La inyección anticonceptiva

Este es uno de los métodos más estigmatizado que existe, ya que alrededor del mismo hay muchos mitos.

Se dice que la inyección anticonceptiva causa esterilidad, lo cual es un simple mito, puesto que no hay una base científica que lo pruebe, solo existen testimonios de mujeres que dicen haber quedado estériles luego de haber usado años este método. La esterilidad en la mujer usualmente es debido a malformaciones en los órganos reproductivos, quistes en los ovarios, enfermedades de tipo genital, a nivel de trompas o de los ovarios, cambios hormonales; que no son producidos ni agravados por el hecho de utilizar la inyección.

La inyección puede producir una ausencia de regla total o parcial, conocida como amenorrea secundaria, pero no quiere decir que sea algo grave; se trata de una reducción del grosor del endometrio debido a distintas causas.

La píldora anticonceptiva

El mito al que más temen las mujeres sobre la píldora es porque se cree que produce aumento de peso, pero tampoco existen pruebas de esto, solamente hay coincidencias, pues muchas mujeres dicen que han aumentado de peso desde que empezaron a utilizar la píldora. El aumento de peso es causado por descuidos o por problemas de tiroides, que no tienen ninguna relación con el consumo de la píldora.

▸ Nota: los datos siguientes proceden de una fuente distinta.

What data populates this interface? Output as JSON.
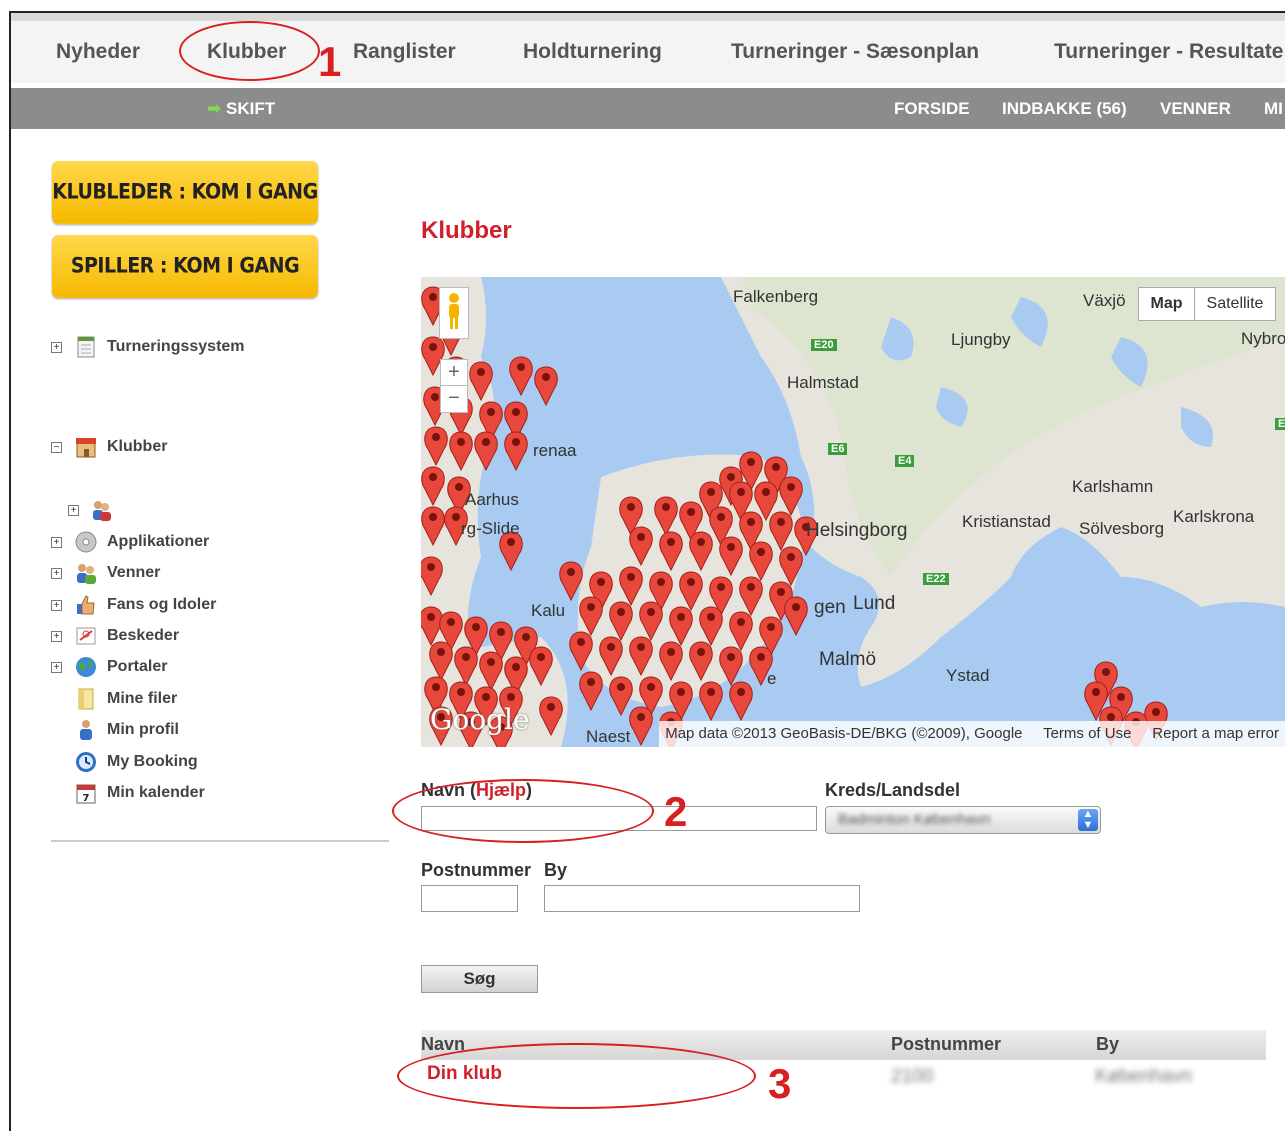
{
  "top_nav": {
    "items": [
      "Nyheder",
      "Klubber",
      "Ranglister",
      "Holdturnering",
      "Turneringer - Sæsonplan",
      "Turneringer - Resultate"
    ]
  },
  "sub_nav": {
    "skift": "SKIFT",
    "links": [
      "FORSIDE",
      "INDBAKKE (56)",
      "VENNER",
      "MI"
    ]
  },
  "sidebar": {
    "btn_klubleder": "KLUBLEDER :  KOM I GANG",
    "btn_spiller": "SPILLER :  KOM I GANG",
    "tree": [
      {
        "label": "Turneringssystem",
        "toggle": "+",
        "icon": "calendar-sheet-icon"
      },
      {
        "label": "Klubber",
        "toggle": "−",
        "icon": "club-building-icon"
      },
      {
        "label": "",
        "toggle": "+",
        "icon": "people-icon"
      },
      {
        "label": "Applikationer",
        "toggle": "+",
        "icon": "cd-icon"
      },
      {
        "label": "Venner",
        "toggle": "+",
        "icon": "friends-icon"
      },
      {
        "label": "Fans og Idoler",
        "toggle": "+",
        "icon": "thumbs-up-icon"
      },
      {
        "label": "Beskeder",
        "toggle": "+",
        "icon": "message-icon"
      },
      {
        "label": "Portaler",
        "toggle": "+",
        "icon": "globe-icon"
      },
      {
        "label": "Mine filer",
        "toggle": "",
        "icon": "folder-icon"
      },
      {
        "label": "Min profil",
        "toggle": "",
        "icon": "profile-icon"
      },
      {
        "label": "My Booking",
        "toggle": "",
        "icon": "clock-icon"
      },
      {
        "label": "Min kalender",
        "toggle": "",
        "icon": "calendar-icon"
      }
    ]
  },
  "main": {
    "heading": "Klubber",
    "map": {
      "map_btn": "Map",
      "satellite_btn": "Satellite",
      "zoom_in": "+",
      "zoom_out": "−",
      "labels": [
        "Falkenberg",
        "Växjö",
        "Nybro",
        "Ljungby",
        "Halmstad",
        "Karlshamn",
        "Kristianstad",
        "Sölvesborg",
        "Karlskrona",
        "Helsingborg",
        "Lund",
        "Malmö",
        "Ystad",
        "renaa",
        "Aarhus",
        "rg-Slide",
        "Kalu",
        "gen",
        "e",
        "Naest"
      ],
      "roads": [
        "E20",
        "E6",
        "E4",
        "E22",
        "E"
      ],
      "logo": "Google",
      "attribution": "Map data ©2013 GeoBasis-DE/BKG (©2009), Google",
      "terms": "Terms of Use",
      "report": "Report a map error"
    },
    "form": {
      "navn_label": "Navn",
      "hjaelp_open": "(",
      "hjaelp": "Hjælp",
      "hjaelp_close": ")",
      "kreds_label": "Kreds/Landsdel",
      "kreds_value": "Badminton København",
      "postnummer_label": "Postnummer",
      "by_label": "By",
      "search_button": "Søg"
    },
    "results": {
      "headers": [
        "Navn",
        "Postnummer",
        "By"
      ],
      "rows": [
        {
          "navn": "Din klub",
          "postnummer": "2100",
          "by": "København"
        }
      ]
    }
  },
  "annotations": [
    "1",
    "2",
    "3"
  ],
  "colors": {
    "accent_red": "#d0202c",
    "nav_gray": "#8c8c8c",
    "button_yellow": "#f6b800",
    "annotation_red": "#d82020"
  }
}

También se dice que a veces la píldora puede fallar, pero sólo un porcentaje del 1% de todas las mujeres que utilizan las píldoras han salido embarazadas, el resto de mujeres que tienen un embarazo es porque han hecho un mal uso de estas pastillas, han tenido descuidos o están utilizando medicamentos que anulan el efecto anticonceptivo.

Otros métodos

Existen métodos como el anillo vaginal, que es muy conveniente y a diferencia de la inyección y la píldora, este no se ve interferido por otros medicamentos.

La T de cobre, un método que tiene una eficiencia menor a los demás métodos, porque durante el acto sexual puede ser movido y perder por completo su efectividad y también puede causar infecciones vaginales, si no existen los cuidados adecuados.

El parche anticonceptivo es uno de los métodos más efectivos, con una eficacia del 99,4% y es muy sencillo de usar, aunque también es costoso. Sus efectos secundarios son lo que lo convierten en menos utilizado por las mujeres, ya que puede causar trombosis y disminución de peso.

Los condones tanto masculinos como femeninos son métodos anticonceptivos no hormonales, que tienen una eficacia del 98%, solo a menos que el condón esté roto, podría haber transmisión de virus o espermatozoides.

Algunos métodos hormonales requieren un tiempo de adaptación de un máximo de tres meses, donde la mujer suele tener algunos efectos secundarios como malestares, depresión, sangrados o síntomas similares a los del embarazo, que desaparecerán por completo luego del período mencionado. También tienen un tiempo de desintoxicación, esto quiere decir que una vez que la mujer deja de usarlo, debe esperar cierto tiempo para poder quedar embarazada. Este tiempo puede variar de tres meses hasta un año, dependiendo del organismo; incluso hay mujeres que quedan embarazadas inmediatamente después de suspender su uso.

De todas formas, antes de utilizar un método anticonceptivo es necesario consultar con un ginecólogo, que haga las pruebas necesarias y determine cual es el mejor método; puesto que los métodos anticonceptivos responden de manera distinta en cada mujer.